The restaurant's new digs, in Edgewood Towne Centre, are its most spacious and gracious to date, standing out from other local soul-food places that all too often tend toward barebones interiors. Oak flooring, wainscoting, tables and booths give warmth to the surprisingly large dining room, while flowers and lamps on the unused bar add a homey touch. On Sundays, the after-church crowd fills every table, but on a wintry Thursday night, we almost had the place to ourselves, while take-out customers came and went.

The pork-free menu focuses on fried chicken and fish, punctuated by the appearance of beef ribs, turkey and burgers, plus an extensive selection of appetizers and sides. Some, such as jalapeño poppers, mozzarella sticks and fried zucchini, seemed more like pub grub than soul food, but we tried a few items that were more down-home.

One appetizer that really stood out was hash browns. The potatoes seemed to have been shredded and then deep-fried, creating a miraculously light, crisp mound of potato confetti that occasionally clumped into larger bites. Its deliciousness made us wonder why the preparation isn't more common.

Wings were fried — not buffalo-style, but offered with a half dozen sauces, including Buffalo Wild. We went with Uncle Troy's Mumbo, a slightly sweetened hot sauce with fruity undertones. We ended up dipping more or less everything on the table in it, savoring its balanced fire. The whole wings were excellent, with a light, crisp coating and moist, succulent meat.

Fried okra, a soul-food favorite of ours, was one of the night's few disappointments. Although the thick slices of vegetable within retained their bright green color and fresh flavor, their tough, armor-like coating was difficult to get past.

Angelique wanted to order Uncle Troy's Platter (fried chicken or fish, two sides, cornbread and a drink) with catfish, but it was out. Our server — none other than Uncle Troy himself — recommended the whiting, and Angelique was glad she took him up on it. The three beautifully cooked filets were firm, not fishy-tasting (as whiting sometimes can be) but mild and meaty, and encased in satisfyingly crunchy, lightly seasoned cornmeal batter.
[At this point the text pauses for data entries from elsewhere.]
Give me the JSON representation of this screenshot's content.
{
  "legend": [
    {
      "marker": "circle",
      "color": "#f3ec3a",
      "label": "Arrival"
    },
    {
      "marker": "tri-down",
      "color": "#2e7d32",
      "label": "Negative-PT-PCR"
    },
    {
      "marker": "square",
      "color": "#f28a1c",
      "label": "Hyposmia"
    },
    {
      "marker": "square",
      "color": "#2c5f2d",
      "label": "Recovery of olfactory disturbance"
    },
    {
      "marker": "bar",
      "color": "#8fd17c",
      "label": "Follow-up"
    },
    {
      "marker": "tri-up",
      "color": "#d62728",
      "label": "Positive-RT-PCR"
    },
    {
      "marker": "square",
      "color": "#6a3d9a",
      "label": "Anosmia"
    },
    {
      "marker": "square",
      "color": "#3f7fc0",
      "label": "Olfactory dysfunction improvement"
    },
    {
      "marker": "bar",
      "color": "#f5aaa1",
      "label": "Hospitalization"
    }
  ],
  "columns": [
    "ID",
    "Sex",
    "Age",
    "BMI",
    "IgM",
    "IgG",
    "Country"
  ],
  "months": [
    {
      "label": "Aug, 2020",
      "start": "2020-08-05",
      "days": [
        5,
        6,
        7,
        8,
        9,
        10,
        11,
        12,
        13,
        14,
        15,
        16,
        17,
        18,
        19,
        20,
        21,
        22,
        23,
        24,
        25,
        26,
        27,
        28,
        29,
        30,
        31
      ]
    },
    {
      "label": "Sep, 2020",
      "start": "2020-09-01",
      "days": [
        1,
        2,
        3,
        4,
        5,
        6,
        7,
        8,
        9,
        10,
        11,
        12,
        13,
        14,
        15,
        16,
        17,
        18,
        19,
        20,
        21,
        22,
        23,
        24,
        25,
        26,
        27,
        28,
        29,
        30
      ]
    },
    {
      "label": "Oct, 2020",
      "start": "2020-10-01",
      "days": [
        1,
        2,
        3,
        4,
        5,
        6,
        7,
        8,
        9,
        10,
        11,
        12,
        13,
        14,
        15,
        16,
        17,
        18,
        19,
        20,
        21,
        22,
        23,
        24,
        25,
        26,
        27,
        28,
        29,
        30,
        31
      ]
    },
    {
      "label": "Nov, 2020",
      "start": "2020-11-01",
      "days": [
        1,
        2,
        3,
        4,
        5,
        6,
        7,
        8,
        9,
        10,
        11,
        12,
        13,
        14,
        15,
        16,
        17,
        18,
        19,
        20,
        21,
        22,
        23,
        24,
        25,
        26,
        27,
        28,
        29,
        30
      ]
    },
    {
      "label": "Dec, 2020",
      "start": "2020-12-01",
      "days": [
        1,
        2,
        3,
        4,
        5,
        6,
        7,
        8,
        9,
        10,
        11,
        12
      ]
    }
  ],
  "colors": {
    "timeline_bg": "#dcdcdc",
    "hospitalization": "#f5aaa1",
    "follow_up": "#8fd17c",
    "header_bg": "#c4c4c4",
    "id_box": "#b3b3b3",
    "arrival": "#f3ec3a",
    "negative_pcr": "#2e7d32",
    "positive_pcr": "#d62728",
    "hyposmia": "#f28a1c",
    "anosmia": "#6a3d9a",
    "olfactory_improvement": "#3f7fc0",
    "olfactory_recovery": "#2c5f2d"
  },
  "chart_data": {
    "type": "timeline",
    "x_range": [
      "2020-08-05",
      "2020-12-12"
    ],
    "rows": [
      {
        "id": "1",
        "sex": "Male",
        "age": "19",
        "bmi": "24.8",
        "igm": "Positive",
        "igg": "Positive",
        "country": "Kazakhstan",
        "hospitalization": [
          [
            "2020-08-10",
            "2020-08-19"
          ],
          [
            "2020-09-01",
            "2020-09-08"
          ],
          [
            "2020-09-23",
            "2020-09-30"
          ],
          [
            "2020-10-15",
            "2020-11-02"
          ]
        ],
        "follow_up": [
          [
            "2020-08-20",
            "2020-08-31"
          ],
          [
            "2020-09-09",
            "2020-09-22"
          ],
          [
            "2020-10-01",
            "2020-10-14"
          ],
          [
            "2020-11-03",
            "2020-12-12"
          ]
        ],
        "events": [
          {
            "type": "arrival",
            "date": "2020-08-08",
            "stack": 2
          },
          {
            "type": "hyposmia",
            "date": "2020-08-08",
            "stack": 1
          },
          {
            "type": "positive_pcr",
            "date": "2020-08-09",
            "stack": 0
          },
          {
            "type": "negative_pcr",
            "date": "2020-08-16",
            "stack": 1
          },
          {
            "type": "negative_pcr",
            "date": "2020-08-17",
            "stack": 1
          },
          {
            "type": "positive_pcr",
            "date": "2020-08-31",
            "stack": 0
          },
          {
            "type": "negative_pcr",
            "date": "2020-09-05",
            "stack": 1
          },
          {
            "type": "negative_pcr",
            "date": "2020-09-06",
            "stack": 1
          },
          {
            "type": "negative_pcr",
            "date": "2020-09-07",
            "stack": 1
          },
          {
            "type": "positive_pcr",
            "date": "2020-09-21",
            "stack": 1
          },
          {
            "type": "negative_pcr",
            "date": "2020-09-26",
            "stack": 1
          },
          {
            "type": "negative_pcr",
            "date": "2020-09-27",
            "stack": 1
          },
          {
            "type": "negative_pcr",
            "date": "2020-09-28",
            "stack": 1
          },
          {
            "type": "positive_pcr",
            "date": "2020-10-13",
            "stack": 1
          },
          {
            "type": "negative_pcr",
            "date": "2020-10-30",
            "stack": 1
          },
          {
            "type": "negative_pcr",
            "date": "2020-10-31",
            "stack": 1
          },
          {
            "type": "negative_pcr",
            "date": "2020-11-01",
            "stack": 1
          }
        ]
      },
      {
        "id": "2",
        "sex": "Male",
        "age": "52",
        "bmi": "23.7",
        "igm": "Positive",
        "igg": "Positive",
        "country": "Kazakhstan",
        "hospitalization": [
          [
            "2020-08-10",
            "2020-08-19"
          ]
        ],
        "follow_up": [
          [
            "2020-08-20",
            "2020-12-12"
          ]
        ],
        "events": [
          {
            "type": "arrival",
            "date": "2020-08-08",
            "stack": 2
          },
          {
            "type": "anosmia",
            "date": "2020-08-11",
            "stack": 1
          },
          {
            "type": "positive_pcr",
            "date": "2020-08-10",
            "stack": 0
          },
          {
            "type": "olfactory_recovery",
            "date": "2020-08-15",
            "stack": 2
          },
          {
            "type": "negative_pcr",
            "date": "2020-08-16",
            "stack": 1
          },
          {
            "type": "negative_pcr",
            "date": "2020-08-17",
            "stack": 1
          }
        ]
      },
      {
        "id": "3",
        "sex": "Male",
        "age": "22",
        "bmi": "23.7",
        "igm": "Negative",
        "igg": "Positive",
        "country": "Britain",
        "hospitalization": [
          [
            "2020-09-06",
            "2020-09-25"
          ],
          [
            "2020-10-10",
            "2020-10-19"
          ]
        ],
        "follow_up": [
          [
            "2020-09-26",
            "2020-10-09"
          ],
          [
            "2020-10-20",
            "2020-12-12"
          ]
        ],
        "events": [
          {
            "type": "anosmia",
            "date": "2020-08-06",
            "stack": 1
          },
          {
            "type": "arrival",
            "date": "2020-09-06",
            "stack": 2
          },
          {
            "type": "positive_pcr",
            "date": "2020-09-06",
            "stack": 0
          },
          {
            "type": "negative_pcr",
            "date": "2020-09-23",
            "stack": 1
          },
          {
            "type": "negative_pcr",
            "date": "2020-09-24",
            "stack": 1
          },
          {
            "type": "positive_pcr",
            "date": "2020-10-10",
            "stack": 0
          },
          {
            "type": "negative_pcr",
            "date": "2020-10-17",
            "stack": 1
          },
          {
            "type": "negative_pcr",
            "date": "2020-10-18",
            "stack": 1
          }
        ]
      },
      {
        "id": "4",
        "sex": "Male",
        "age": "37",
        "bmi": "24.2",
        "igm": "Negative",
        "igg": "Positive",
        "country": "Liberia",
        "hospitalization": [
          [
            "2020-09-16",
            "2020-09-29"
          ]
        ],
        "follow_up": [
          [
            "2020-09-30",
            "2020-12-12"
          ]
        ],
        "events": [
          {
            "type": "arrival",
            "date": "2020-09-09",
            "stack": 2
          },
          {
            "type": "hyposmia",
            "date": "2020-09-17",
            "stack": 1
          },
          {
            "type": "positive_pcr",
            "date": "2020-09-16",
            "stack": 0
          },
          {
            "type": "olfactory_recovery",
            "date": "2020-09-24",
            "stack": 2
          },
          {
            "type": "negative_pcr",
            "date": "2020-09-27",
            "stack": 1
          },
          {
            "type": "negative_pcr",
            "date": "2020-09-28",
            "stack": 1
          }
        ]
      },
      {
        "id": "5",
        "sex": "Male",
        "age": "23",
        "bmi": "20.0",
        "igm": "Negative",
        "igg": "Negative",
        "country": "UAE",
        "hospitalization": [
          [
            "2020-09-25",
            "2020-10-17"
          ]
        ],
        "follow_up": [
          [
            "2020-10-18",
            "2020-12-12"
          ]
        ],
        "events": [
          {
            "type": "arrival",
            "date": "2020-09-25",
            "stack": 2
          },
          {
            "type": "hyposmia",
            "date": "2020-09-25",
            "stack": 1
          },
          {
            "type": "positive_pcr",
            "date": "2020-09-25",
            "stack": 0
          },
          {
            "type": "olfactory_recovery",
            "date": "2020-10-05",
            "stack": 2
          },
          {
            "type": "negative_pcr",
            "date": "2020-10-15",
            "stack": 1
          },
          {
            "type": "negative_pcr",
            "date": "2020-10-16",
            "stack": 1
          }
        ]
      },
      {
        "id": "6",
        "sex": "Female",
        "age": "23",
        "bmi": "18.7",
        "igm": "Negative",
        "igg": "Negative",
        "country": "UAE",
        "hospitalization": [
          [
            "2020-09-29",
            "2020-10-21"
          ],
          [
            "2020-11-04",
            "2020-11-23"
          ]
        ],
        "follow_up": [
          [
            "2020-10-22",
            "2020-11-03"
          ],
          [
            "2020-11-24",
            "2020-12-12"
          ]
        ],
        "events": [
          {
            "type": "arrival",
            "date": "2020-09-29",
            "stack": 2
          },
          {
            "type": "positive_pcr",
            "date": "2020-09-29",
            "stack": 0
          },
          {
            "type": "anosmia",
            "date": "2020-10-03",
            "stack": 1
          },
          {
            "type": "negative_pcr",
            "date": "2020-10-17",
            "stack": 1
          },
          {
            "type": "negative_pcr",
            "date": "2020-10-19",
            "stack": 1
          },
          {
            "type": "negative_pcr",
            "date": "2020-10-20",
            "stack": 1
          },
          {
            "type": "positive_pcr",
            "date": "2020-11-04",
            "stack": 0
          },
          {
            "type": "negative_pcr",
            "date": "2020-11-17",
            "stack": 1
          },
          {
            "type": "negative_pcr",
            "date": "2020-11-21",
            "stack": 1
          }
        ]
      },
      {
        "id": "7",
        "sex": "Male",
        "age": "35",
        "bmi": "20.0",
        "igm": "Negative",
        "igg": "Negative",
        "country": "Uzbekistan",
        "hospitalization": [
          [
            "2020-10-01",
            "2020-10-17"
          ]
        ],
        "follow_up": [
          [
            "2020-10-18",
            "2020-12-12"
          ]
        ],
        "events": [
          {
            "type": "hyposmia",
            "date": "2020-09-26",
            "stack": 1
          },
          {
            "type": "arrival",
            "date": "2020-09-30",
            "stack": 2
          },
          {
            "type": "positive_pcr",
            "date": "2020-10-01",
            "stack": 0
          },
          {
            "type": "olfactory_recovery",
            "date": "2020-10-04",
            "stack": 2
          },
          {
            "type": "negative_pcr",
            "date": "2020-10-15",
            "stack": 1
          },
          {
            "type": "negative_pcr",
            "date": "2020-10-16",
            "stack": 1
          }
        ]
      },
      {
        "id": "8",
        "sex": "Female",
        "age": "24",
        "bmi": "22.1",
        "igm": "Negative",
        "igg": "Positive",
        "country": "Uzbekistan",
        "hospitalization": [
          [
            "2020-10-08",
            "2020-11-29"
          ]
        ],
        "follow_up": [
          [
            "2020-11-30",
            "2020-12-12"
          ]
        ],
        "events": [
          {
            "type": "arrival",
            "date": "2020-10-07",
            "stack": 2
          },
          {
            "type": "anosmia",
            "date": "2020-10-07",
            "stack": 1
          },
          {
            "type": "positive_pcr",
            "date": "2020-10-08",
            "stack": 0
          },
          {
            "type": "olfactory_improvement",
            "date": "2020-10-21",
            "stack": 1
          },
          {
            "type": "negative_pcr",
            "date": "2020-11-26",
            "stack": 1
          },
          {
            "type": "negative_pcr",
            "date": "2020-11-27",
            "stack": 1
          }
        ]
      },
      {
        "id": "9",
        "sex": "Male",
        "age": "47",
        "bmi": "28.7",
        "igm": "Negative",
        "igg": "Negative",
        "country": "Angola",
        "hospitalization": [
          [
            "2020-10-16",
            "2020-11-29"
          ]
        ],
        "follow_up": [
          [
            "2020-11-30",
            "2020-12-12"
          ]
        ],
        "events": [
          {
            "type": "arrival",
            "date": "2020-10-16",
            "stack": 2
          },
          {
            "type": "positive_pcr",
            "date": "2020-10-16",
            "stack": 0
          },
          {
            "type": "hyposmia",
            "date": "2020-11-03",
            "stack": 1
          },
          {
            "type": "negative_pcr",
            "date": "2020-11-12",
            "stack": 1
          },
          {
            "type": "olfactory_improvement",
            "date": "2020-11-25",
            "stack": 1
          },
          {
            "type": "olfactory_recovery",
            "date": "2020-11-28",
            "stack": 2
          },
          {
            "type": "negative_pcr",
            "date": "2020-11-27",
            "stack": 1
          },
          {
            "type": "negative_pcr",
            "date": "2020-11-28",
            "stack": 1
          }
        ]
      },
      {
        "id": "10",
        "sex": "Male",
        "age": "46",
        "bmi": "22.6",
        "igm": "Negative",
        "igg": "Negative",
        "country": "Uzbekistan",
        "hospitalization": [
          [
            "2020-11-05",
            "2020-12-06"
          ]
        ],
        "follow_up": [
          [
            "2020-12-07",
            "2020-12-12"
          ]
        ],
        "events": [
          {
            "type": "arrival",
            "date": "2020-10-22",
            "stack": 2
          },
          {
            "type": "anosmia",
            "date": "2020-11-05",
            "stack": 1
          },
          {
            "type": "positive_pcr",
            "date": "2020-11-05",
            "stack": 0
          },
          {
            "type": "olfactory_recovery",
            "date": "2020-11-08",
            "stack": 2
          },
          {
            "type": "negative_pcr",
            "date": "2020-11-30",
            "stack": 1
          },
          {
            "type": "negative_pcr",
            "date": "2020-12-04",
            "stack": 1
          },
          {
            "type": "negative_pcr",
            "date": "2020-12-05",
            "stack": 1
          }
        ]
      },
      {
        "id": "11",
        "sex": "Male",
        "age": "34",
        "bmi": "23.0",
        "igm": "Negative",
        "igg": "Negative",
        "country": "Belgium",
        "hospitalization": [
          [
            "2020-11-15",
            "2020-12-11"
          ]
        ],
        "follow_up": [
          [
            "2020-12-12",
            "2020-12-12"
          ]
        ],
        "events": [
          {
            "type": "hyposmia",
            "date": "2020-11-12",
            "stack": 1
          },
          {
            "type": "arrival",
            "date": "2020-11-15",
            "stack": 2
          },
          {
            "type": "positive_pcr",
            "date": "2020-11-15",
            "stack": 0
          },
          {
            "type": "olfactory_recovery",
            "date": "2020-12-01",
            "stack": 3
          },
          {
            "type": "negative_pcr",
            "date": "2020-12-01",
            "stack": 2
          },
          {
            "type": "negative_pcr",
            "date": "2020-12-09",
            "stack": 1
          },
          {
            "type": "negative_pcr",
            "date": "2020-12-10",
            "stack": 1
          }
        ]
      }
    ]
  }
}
In addition to various bone-in parts, fried chicken was available in nuggets or strips. We were impressed that it was all hand-cut: The nuggets were simply small pieces of white meat, fried golden-brown and juicy. Fried turkey cutlets received the same treatment, the more flavorful meat a nice bonus. We recommend asking for a side of Uncle Troy's excellent turkey gravy.

Southern Hospitality owner Troy Johnson - PHOTO BY HEATHER MULL
  • Photo by Heather Mull
  • Southern Hospitality owner Troy Johnson

Beef ribs, served by the bone, were good and tender, with robust, beefy flavor and a barbecue sauce that enhanced, rather than swamped, the meat. It was a traditional, sweet, tomato-based sauce, but because it was not at all cloying, it didn't make Jason wish he'd asked for it on the side.

Of more than 15 sides on the menu, we managed to sample seven. Only a couple fell short of our expectations: mac-and-cheese featured overcooked noodles and, though the sauce was stretchy with real cheese, it didn't offer much flavor; the mashed potatoes were sticky and slightly sweet.

But after that, it was hit after hit. Sweet and smoky baked beans. Buttery grits. Deep brown, almost caramelized fries. Extraordinarily savory black-eyed peas (available with or without rice mixed in; we liked the body provided by the rice). Perhaps best of all was greens with smoked turkey. The flavor of the smoky meat pervaded the tender greens, and their plentiful chunks fell apart and integrated into the leaves.

Our only general criticism of Southern Hospitality was that most of our dishes could have used a pinch less salt. In all other respects, this restaurant lived up to its name.